QuEra announced a detailed roadmap targeting a quantum computer with more than 10,000 physical qubits by 2028, designed to deliver 256 error-corrected logical qubits. This marks a significant advance over its current hardware, which has only about 260 qubits that still suffer from notable error rates.

The company will not release incremental hardware updates before this milestone. Instead, it plans a leap directly to this powerful machine hosted by Amazon on the cloud, followed by a successor in 2029 with roughly double the qubit count and over 1,000 logical qubits, promising even higher operational fidelity.

Why it matters

Achieving thousands of error-corrected logical qubits with low error rates is considered a breakthrough that can enable practical, large-scale quantum computations unavailable with current noisy intermediate-scale quantum (NISQ) devices. QuEra’s plan to deliver this on neutral atom technology emphasizes scalability by increasing laser array capacity to trap and manipulate many more atoms.

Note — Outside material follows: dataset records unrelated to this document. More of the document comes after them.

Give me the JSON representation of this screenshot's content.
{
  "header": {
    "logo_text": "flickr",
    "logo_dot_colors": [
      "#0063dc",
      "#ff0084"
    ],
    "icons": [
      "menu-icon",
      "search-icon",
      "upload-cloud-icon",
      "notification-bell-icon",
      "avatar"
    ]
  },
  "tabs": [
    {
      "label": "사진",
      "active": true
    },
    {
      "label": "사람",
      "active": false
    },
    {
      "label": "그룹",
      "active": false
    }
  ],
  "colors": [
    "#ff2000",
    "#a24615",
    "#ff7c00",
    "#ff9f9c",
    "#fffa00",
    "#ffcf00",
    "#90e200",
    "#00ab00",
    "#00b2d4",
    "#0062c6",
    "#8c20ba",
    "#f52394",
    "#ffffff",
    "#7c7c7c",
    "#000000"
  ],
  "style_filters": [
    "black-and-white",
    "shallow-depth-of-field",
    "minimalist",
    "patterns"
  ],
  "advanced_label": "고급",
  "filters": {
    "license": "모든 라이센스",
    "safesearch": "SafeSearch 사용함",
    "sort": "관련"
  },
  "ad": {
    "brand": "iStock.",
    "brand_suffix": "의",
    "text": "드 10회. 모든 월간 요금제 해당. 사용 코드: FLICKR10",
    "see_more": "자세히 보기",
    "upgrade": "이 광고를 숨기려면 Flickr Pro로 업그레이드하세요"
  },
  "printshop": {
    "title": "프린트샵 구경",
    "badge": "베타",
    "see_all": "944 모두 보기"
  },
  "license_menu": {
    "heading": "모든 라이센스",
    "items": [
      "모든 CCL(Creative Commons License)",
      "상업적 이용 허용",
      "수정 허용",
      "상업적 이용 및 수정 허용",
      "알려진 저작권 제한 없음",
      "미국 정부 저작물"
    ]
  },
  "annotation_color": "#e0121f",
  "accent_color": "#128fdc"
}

However, the challenge lies in drastically reducing the error rates of individual physical qubits, which is critical for effective error correction and reliable logical qubit operation. Success here would mark a leap forward for quantum computing and potentially accelerate real-world application development.

What to watch next

Monitoring QuEra’s progress in bringing down physical qubit error rates will be key, especially as the company needs to halve the number of hardware qubits per logical qubit within a year while improving performance significantly. The timeline is ambitious given the technical hurdles involved.

Also, attention will focus on QuEra’s ability to solve classical engineering challenges associated with control electronics, real-time error correction, and software compilers that enable user-friendly access to the quantum system's capabilities. The company's follow-through and transparency on these fronts will determine how seriously its roadmap is regarded.